Grand Junction Daily Sentinel
Indian Artifact Found
in
Cottonwood Tree
By GARY HARMON
Wednesday, May 16, 2007
When River Wylde carved into the 200-year-old cottonwood for a Mesa State College sculpture class, she struck more than heartwood. Deep inside the tree she found a football-size rock buried in the wood.
"I stopped the carving process when I first ran into the stone," Wylde said. "It had obviously been in the tree for a long time, and I thought I should arrange to keep it."
Once she formed that plan, she started carving again, "and that's when I came into the pine pitch."
Not wanting to damage her tools, she started removing the pitch by hand "and that's when I uncovered the bone and skin material."
The find postponed the carving while Ute tribal leaders were called in.
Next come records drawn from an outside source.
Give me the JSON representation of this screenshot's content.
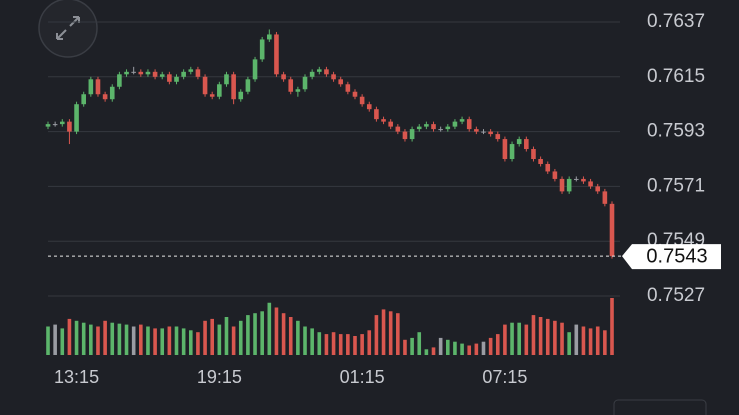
{
  "chart_data": {
    "type": "candlestick",
    "categories": [
      null,
      null,
      null,
      null,
      "13:15",
      null,
      null,
      null,
      null,
      null,
      null,
      null,
      null,
      null,
      null,
      null,
      null,
      null,
      null,
      null,
      null,
      null,
      null,
      null,
      "19:15",
      null,
      null,
      null,
      null,
      null,
      null,
      null,
      null,
      null,
      null,
      null,
      null,
      null,
      null,
      null,
      null,
      null,
      null,
      null,
      "01:15",
      null,
      null,
      null,
      null,
      null,
      null,
      null,
      null,
      null,
      null,
      null,
      null,
      null,
      null,
      null,
      null,
      null,
      null,
      null,
      "07:15",
      null,
      null,
      null,
      null,
      null,
      null,
      null,
      null,
      null,
      null,
      null,
      null,
      null,
      null,
      null
    ],
    "open": [
      0.7595,
      0.7596,
      0.7596,
      0.7597,
      0.7593,
      0.7604,
      0.7608,
      0.7614,
      0.7608,
      0.7606,
      0.7611,
      0.7616,
      0.7617,
      0.7617,
      0.7616,
      0.7617,
      0.7615,
      0.7616,
      0.7613,
      0.7615,
      0.7617,
      0.7618,
      0.7615,
      0.7608,
      0.7607,
      0.7612,
      0.7616,
      0.7606,
      0.7609,
      0.7614,
      0.7622,
      0.763,
      0.7632,
      0.7616,
      0.7614,
      0.7609,
      0.761,
      0.7615,
      0.7617,
      0.7618,
      0.7616,
      0.7614,
      0.7612,
      0.7609,
      0.7607,
      0.7604,
      0.7602,
      0.7598,
      0.7597,
      0.7595,
      0.7593,
      0.759,
      0.7594,
      0.7595,
      0.7596,
      0.7594,
      0.7594,
      0.7595,
      0.7597,
      0.7598,
      0.7594,
      0.7593,
      0.7593,
      0.7592,
      0.759,
      0.7582,
      0.7588,
      0.759,
      0.7586,
      0.7582,
      0.758,
      0.7577,
      0.7574,
      0.7569,
      0.7574,
      0.7574,
      0.7573,
      0.7571,
      0.7569,
      0.7564
    ],
    "high": [
      0.7597,
      0.7597,
      0.7598,
      0.7598,
      0.7605,
      0.7609,
      0.7615,
      0.7615,
      0.7609,
      0.7612,
      0.7617,
      0.7618,
      0.7619,
      0.7618,
      0.7618,
      0.7618,
      0.7617,
      0.7617,
      0.7616,
      0.7618,
      0.7619,
      0.7619,
      0.7616,
      0.7609,
      0.7613,
      0.7617,
      0.7617,
      0.761,
      0.7615,
      0.7623,
      0.7631,
      0.7634,
      0.7633,
      0.7617,
      0.7615,
      0.7611,
      0.7616,
      0.7618,
      0.7619,
      0.7619,
      0.7617,
      0.7615,
      0.7613,
      0.761,
      0.7608,
      0.7605,
      0.7603,
      0.7599,
      0.7598,
      0.7596,
      0.7594,
      0.7595,
      0.7596,
      0.7597,
      0.7597,
      0.7595,
      0.7596,
      0.7598,
      0.7599,
      0.7599,
      0.7595,
      0.7594,
      0.7594,
      0.7593,
      0.7591,
      0.7589,
      0.7591,
      0.7591,
      0.7587,
      0.7583,
      0.7581,
      0.7578,
      0.7575,
      0.7575,
      0.7575,
      0.7575,
      0.7574,
      0.7572,
      0.757,
      0.7565
    ],
    "low": [
      0.7594,
      0.7595,
      0.7595,
      0.7588,
      0.7592,
      0.7603,
      0.7607,
      0.7607,
      0.7605,
      0.7605,
      0.761,
      0.7615,
      0.7616,
      0.7615,
      0.7615,
      0.7614,
      0.7614,
      0.7612,
      0.7612,
      0.7614,
      0.7616,
      0.7614,
      0.7607,
      0.7606,
      0.7606,
      0.7611,
      0.7604,
      0.7605,
      0.7608,
      0.7613,
      0.7621,
      0.7629,
      0.7615,
      0.7613,
      0.7608,
      0.7607,
      0.7609,
      0.7614,
      0.7616,
      0.7615,
      0.7613,
      0.7611,
      0.7608,
      0.7606,
      0.7603,
      0.7601,
      0.7597,
      0.7596,
      0.7594,
      0.7592,
      0.7589,
      0.7589,
      0.7593,
      0.7594,
      0.7593,
      0.7593,
      0.7593,
      0.7594,
      0.7596,
      0.7593,
      0.7592,
      0.7592,
      0.7591,
      0.7589,
      0.7581,
      0.7581,
      0.7587,
      0.7585,
      0.7581,
      0.7579,
      0.7576,
      0.7573,
      0.7568,
      0.7568,
      0.7573,
      0.7572,
      0.757,
      0.7568,
      0.7563,
      0.7542
    ],
    "close": [
      0.7596,
      0.7596,
      0.7597,
      0.7593,
      0.7604,
      0.7608,
      0.7614,
      0.7608,
      0.7606,
      0.7611,
      0.7616,
      0.7617,
      0.7617,
      0.7616,
      0.7617,
      0.7615,
      0.7616,
      0.7613,
      0.7615,
      0.7617,
      0.7618,
      0.7615,
      0.7608,
      0.7607,
      0.7612,
      0.7616,
      0.7606,
      0.7609,
      0.7614,
      0.7622,
      0.763,
      0.7632,
      0.7616,
      0.7614,
      0.7609,
      0.761,
      0.7615,
      0.7617,
      0.7618,
      0.7616,
      0.7614,
      0.7612,
      0.7609,
      0.7607,
      0.7604,
      0.7602,
      0.7598,
      0.7597,
      0.7595,
      0.7593,
      0.759,
      0.7594,
      0.7595,
      0.7596,
      0.7594,
      0.7594,
      0.7595,
      0.7597,
      0.7598,
      0.7594,
      0.7593,
      0.7593,
      0.7592,
      0.759,
      0.7582,
      0.7588,
      0.759,
      0.7586,
      0.7582,
      0.758,
      0.7577,
      0.7574,
      0.7569,
      0.7574,
      0.7574,
      0.7573,
      0.7571,
      0.7569,
      0.7564,
      0.7543
    ],
    "volume": [
      30,
      32,
      28,
      38,
      36,
      34,
      32,
      30,
      36,
      34,
      33,
      32,
      30,
      32,
      30,
      28,
      28,
      30,
      30,
      28,
      26,
      24,
      36,
      38,
      32,
      40,
      30,
      36,
      42,
      44,
      46,
      55,
      50,
      44,
      40,
      36,
      30,
      28,
      24,
      22,
      24,
      22,
      22,
      20,
      22,
      26,
      42,
      48,
      46,
      44,
      16,
      18,
      24,
      6,
      8,
      18,
      16,
      14,
      12,
      10,
      12,
      14,
      18,
      22,
      32,
      34,
      34,
      32,
      42,
      40,
      38,
      36,
      34,
      24,
      32,
      30,
      28,
      30,
      26,
      60
    ],
    "up_color": "#5cb56b",
    "down_color": "#d9574f",
    "flat_color": "#9a9ca3",
    "ylim": [
      0.7527,
      0.7637
    ],
    "yticks": [
      0.7527,
      0.7549,
      0.7571,
      0.7593,
      0.7615,
      0.7637
    ],
    "grid": true,
    "current_price": 0.7543
  }
}
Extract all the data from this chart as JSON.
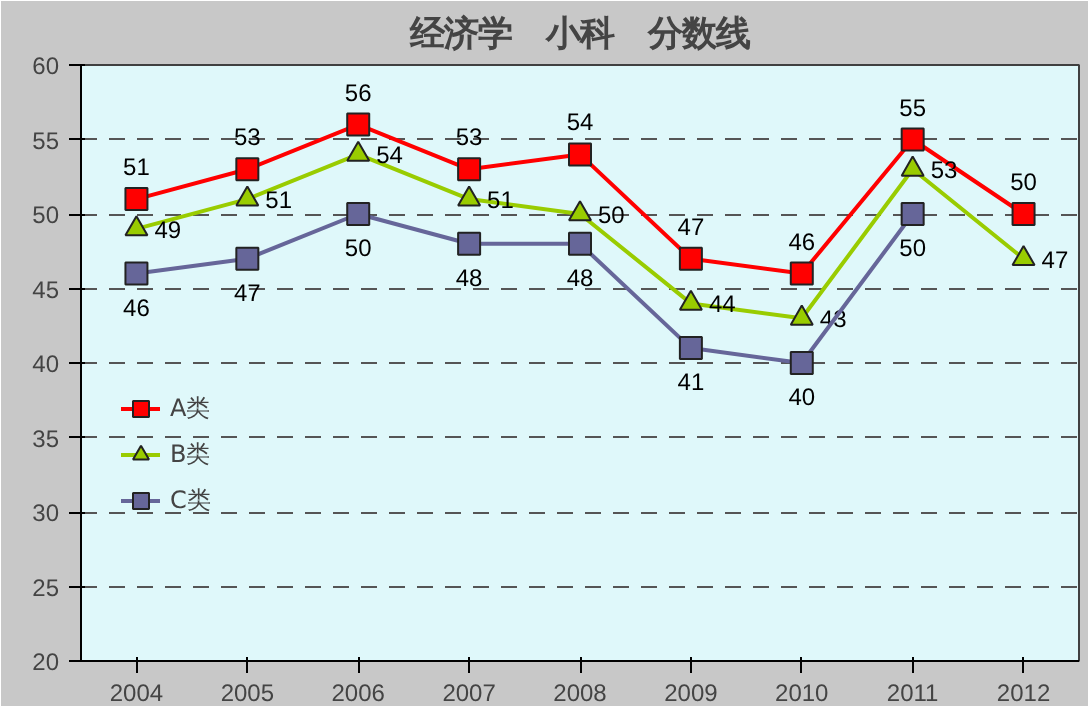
{
  "chart_data": {
    "type": "line",
    "title": "经济学　小科　分数线",
    "categories": [
      "2004",
      "2005",
      "2006",
      "2007",
      "2008",
      "2009",
      "2010",
      "2011",
      "2012"
    ],
    "series": [
      {
        "name": "A类",
        "color": "#ff0000",
        "marker": "square",
        "values": [
          51,
          53,
          56,
          53,
          54,
          47,
          46,
          55,
          50
        ]
      },
      {
        "name": "B类",
        "color": "#99cc00",
        "marker": "triangle",
        "values": [
          49,
          51,
          54,
          51,
          50,
          44,
          43,
          53,
          47
        ]
      },
      {
        "name": "C类",
        "color": "#666699",
        "marker": "square",
        "values": [
          46,
          47,
          50,
          48,
          48,
          41,
          40,
          50,
          null
        ]
      }
    ],
    "ylim": [
      20,
      60
    ],
    "yticks": [
      20,
      25,
      30,
      35,
      40,
      45,
      50,
      55,
      60
    ],
    "grid": "y",
    "legend": "left",
    "data_labels": true
  }
}
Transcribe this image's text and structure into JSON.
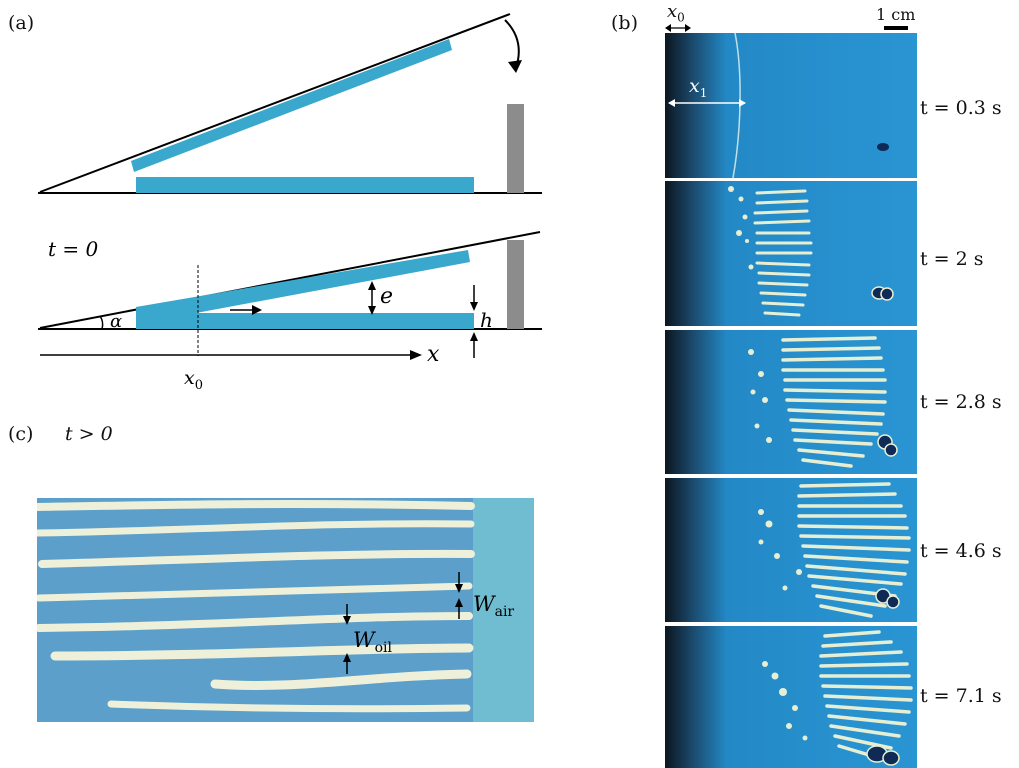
{
  "panels": {
    "a": "(a)",
    "b": "(b)",
    "c": "(c)"
  },
  "schematic": {
    "t0_label": "t = 0",
    "alpha": "α",
    "e": "e",
    "h": "h",
    "x": "x",
    "x0": "x",
    "x0_sub": "0"
  },
  "experiment": {
    "x0": "x",
    "x0_sub": "0",
    "x1": "x",
    "x1_sub": "1",
    "scale_bar": "1 cm",
    "frames": [
      {
        "time": "t = 0.3 s"
      },
      {
        "time": "t = 2 s"
      },
      {
        "time": "t = 2.8 s"
      },
      {
        "time": "t = 4.6 s"
      },
      {
        "time": "t = 7.1 s"
      }
    ]
  },
  "closeup": {
    "t_label": "t > 0",
    "w_air": "W",
    "w_air_sub": "air",
    "w_oil": "W",
    "w_oil_sub": "oil"
  },
  "colors": {
    "plate": "#3aa7cc",
    "wall": "#8c8c8c",
    "fluid": "#2b8fcf",
    "finger": "#e9efd2"
  }
}
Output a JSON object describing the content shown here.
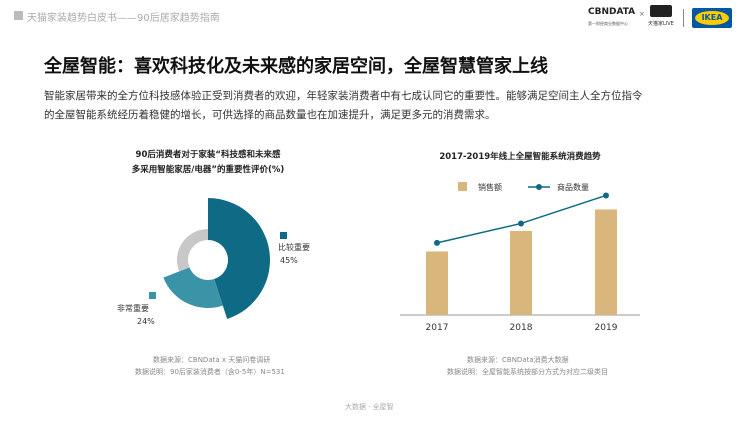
{
  "header": {
    "title": "天猫家装趋势白皮书——90后居家趋势指南",
    "brand_cbn": "CBNDATA",
    "brand_cbn_sub": "第一财经商业数据中心",
    "times": "×",
    "brand_tmall": "天猫家LIVE",
    "brand_ikea": "IKEA"
  },
  "main": {
    "title": "全屋智能：喜欢科技化及未来感的家居空间，全屋智慧管家上线",
    "paragraph": [
      "智能家居带来的全方位科技感体验正受到消费者的欢迎，年轻家装消费者中有七成认同它的重要性。能够满足空间主人全方位指令",
      "的全屋智能系统经历着稳健的增长，可供选择的商品数量也在加速提升，满足更多元的消费需求。"
    ]
  },
  "footer": {
    "label": "大数据 · 全屋智"
  },
  "chart_data": [
    {
      "type": "pie",
      "title": [
        "90后消费者对于家装“科技感和未来感",
        "多采用智能家居/电器”的重要性评价(%)"
      ],
      "slices": [
        {
          "label": "比较重要",
          "value": 45,
          "pct": "45%",
          "color": "#0e6a85"
        },
        {
          "label": "非常重要",
          "value": 24,
          "pct": "24%",
          "color": "#3b93a8"
        },
        {
          "label": "",
          "value": 31,
          "pct": "",
          "color": "#c8c8c8"
        }
      ],
      "notes": [
        "数据来源：CBNData x 天猫问卷调研",
        "数据说明：90后家装消费者（含0-5年）N=531"
      ]
    },
    {
      "type": "bar",
      "title": "2017-2019年线上全屋智能系统消费趋势",
      "categories": [
        "2017",
        "2018",
        "2019"
      ],
      "series": [
        {
          "name": "销售额",
          "kind": "bar",
          "values": [
            59,
            78,
            98
          ],
          "color": "#d9b77c"
        },
        {
          "name": "商品数量",
          "kind": "line",
          "values": [
            67,
            85,
            111
          ],
          "color": "#0e6a85"
        }
      ],
      "ylim": [
        0,
        130
      ],
      "grid": false,
      "legend": "top",
      "notes": [
        "数据来源：CBNData消费大数据",
        "数据说明：全屋智能系统按部分方式为对应二级类目"
      ]
    }
  ]
}
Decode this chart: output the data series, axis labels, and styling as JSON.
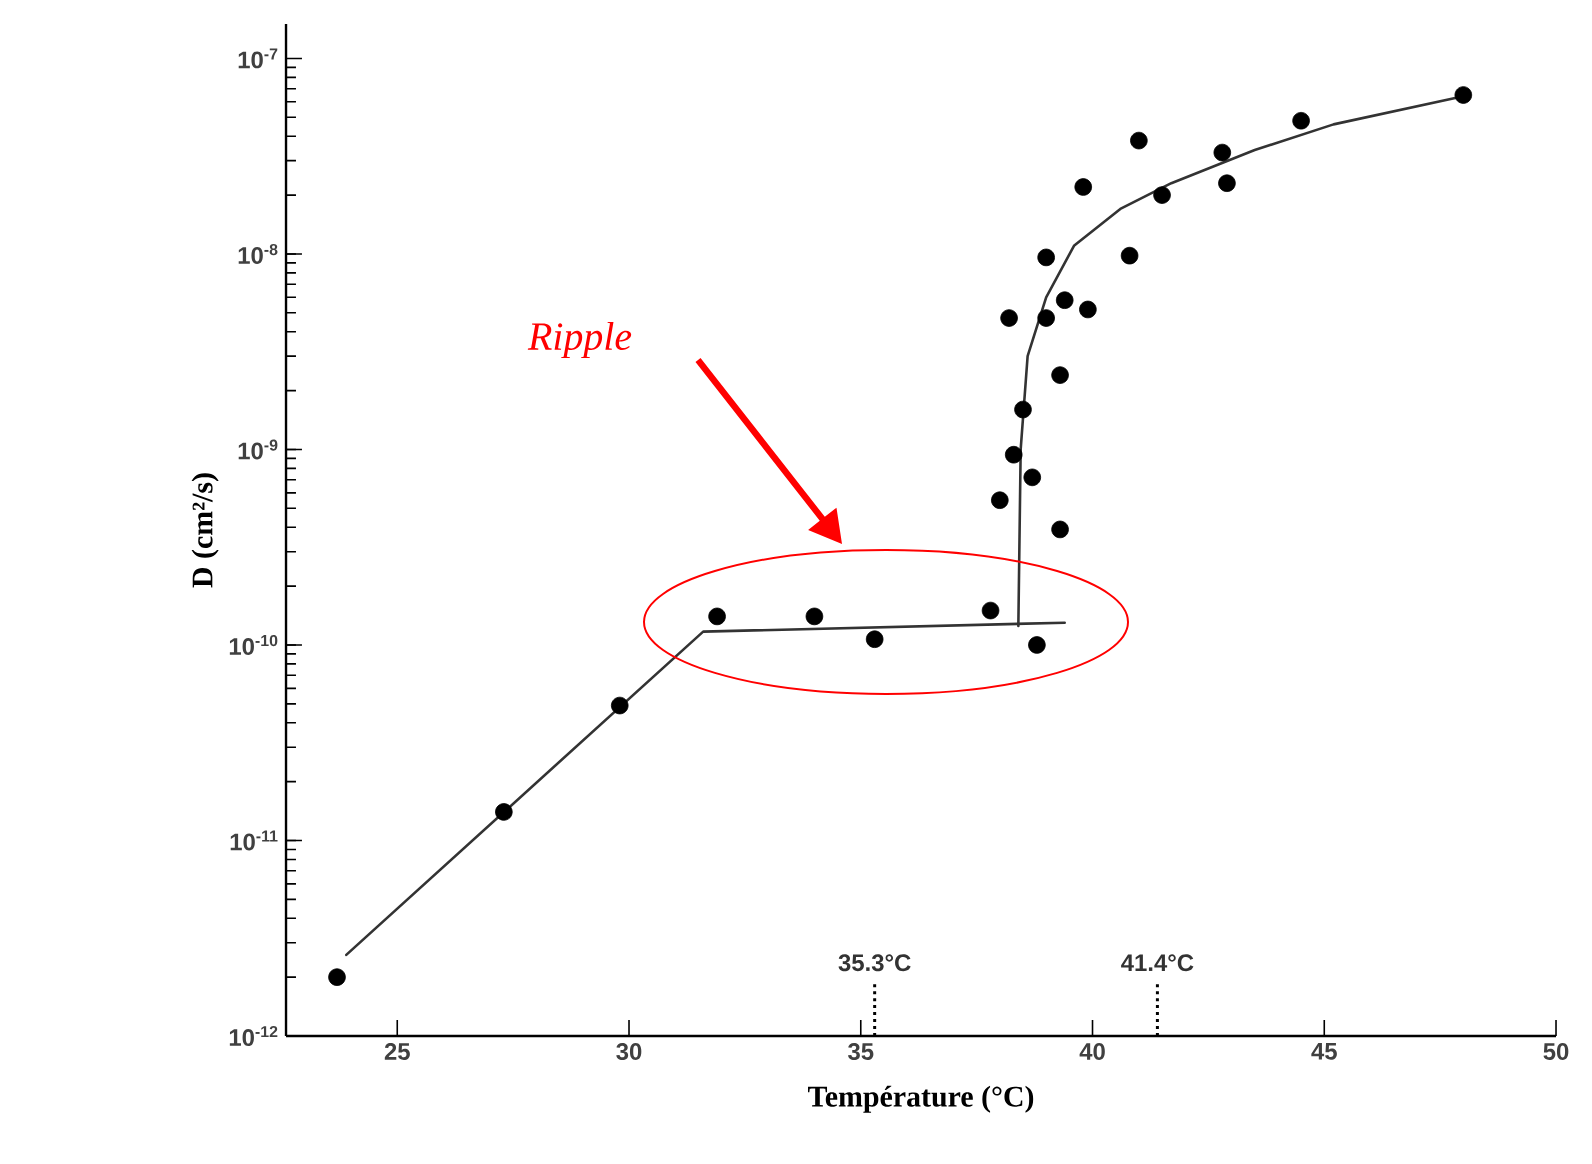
{
  "chart_data": {
    "type": "scatter",
    "xlabel": "Température (°C)",
    "ylabel": "D (cm²/s)",
    "log": "y",
    "marker": "circle",
    "line_style": "solid",
    "xlim": [
      22.6,
      50
    ],
    "ylim": [
      1e-12,
      1.5e-07
    ],
    "xticks": [
      25,
      30,
      35,
      40,
      45,
      50
    ],
    "yticks": [
      {
        "value": 1e-12,
        "label": "10$^{-12}$"
      },
      {
        "value": 1e-11,
        "label": "10$^{-11}$"
      },
      {
        "value": 1e-10,
        "label": "10$^{-10}$"
      },
      {
        "value": 1e-09,
        "label": "10$^{-9}$"
      },
      {
        "value": 1e-08,
        "label": "10$^{-8}$"
      },
      {
        "value": 1e-07,
        "label": "10$^{-7}$"
      }
    ],
    "series": [
      {
        "type": "scatter",
        "color": "#000000",
        "x": [
          23.7,
          27.3,
          29.8,
          31.9,
          34.0,
          35.3,
          37.8,
          38.8,
          38.0,
          39.3,
          38.7,
          38.3,
          38.5,
          39.3,
          38.2,
          39.0,
          39.4,
          39.9,
          39.0,
          40.8,
          39.8,
          41.0,
          41.5,
          42.8,
          42.9,
          44.5,
          48.0
        ],
        "values": [
          2e-12,
          1.4e-11,
          4.9e-11,
          1.4e-10,
          1.4e-10,
          1.07e-10,
          1.5e-10,
          1e-10,
          5.5e-10,
          3.9e-10,
          7.2e-10,
          9.4e-10,
          1.6e-09,
          2.4e-09,
          4.7e-09,
          4.7e-09,
          5.8e-09,
          5.2e-09,
          9.6e-09,
          9.8e-09,
          2.2e-08,
          3.8e-08,
          2e-08,
          3.3e-08,
          2.3e-08,
          4.8e-08,
          6.5e-08
        ]
      },
      {
        "type": "line",
        "marker": "none",
        "color": "#333333",
        "x": [
          23.9,
          31.6,
          39.4
        ],
        "values": [
          2.6e-12,
          1.17e-10,
          1.3e-10
        ]
      },
      {
        "type": "line",
        "marker": "none",
        "color": "#333333",
        "x": [
          38.4,
          38.45,
          38.6,
          39.0,
          39.6,
          40.6,
          41.7,
          43.5,
          45.2,
          48.0
        ],
        "values": [
          1.25e-10,
          1e-09,
          3e-09,
          6e-09,
          1.1e-08,
          1.7e-08,
          2.3e-08,
          3.4e-08,
          4.6e-08,
          6.4e-08
        ]
      }
    ],
    "ref_lines": [
      {
        "axis": "x",
        "value": 35.3,
        "label": "35.3°C",
        "line_style": "dotted"
      },
      {
        "axis": "x",
        "value": 41.4,
        "label": "41.4°C",
        "line_style": "dotted"
      }
    ],
    "annotations": [
      "Ripple"
    ]
  }
}
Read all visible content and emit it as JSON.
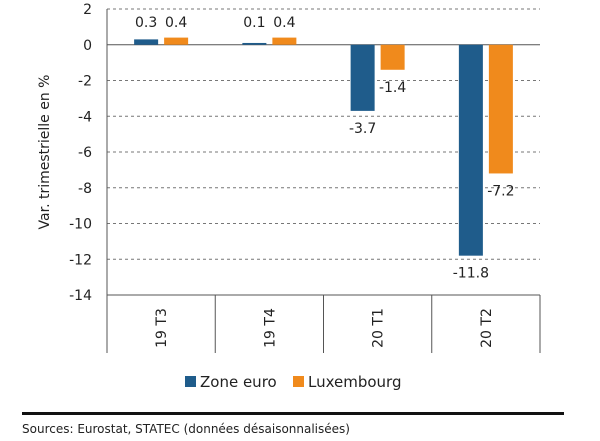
{
  "chart_data": {
    "type": "bar",
    "categories": [
      "19 T3",
      "19 T4",
      "20 T1",
      "20 T2"
    ],
    "series": [
      {
        "name": "Zone euro",
        "values": [
          0.3,
          0.1,
          -3.7,
          -11.8
        ],
        "labels": [
          "0.3",
          "0.1",
          "-3.7",
          "-11.8"
        ],
        "color": "#1f5c8b"
      },
      {
        "name": "Luxembourg",
        "values": [
          0.4,
          0.4,
          -1.4,
          -7.2
        ],
        "labels": [
          "0.4",
          "0.4",
          "-1.4",
          "-7.2"
        ],
        "color": "#f08a1c"
      }
    ],
    "ylabel": "Var. trimestrielle en %",
    "ylim": [
      -14,
      2
    ],
    "yticks": [
      2,
      0,
      -2,
      -4,
      -6,
      -8,
      -10,
      -12,
      -14
    ],
    "ytick_labels": [
      "2",
      "0",
      "-2",
      "-4",
      "-6",
      "-8",
      "-10",
      "-12",
      "-14"
    ],
    "grid": true,
    "legend_position": "bottom"
  },
  "source_note": "Sources: Eurostat, STATEC (données désaisonnalisées)"
}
Elder Clifford Duncan of the Northern Utes identified the artifact as something that might have been cached away into a cottonwood, a tree revered by the Utes, for a memorial or religious purpose.
It was placed in a tree near what is now Palisade at the base of Grand Mesa, with a rock atop it as protection from scavenging animals.
The bone found in the tree was a bison tibia that showed toolmarks, suggesting the animal was butchered, said Dr. Rick Dujay, a zoologist and head of the Mesa State College Center for Electron Microscopy.
Its smooth-tissue wrapping appeared to be the bladder or intestine of a mammal, Dujay said.
Her selection of the cottonwood was serendipitous in itself, Wylde said. The hunk of wood was bound for the chipper when she saw something she could free with sculpture, she said. "I knew it immediately," she said.
Duncan performed a cleansing ceremony for the memorial and urged her to continue her planned sculpture, Wylde said. She plans to haul the cottonwood to Oregon, where she hopes to finish it as she continues studying sculpture at Portland State University as a junior.
Once it's done, the cottonwood will be a memorial, Wylde said.
Her plan struck a note with Duncan, she said.
"He gifted the tree back to me," she said, hoping she would complete her "memorial from a memorial tree."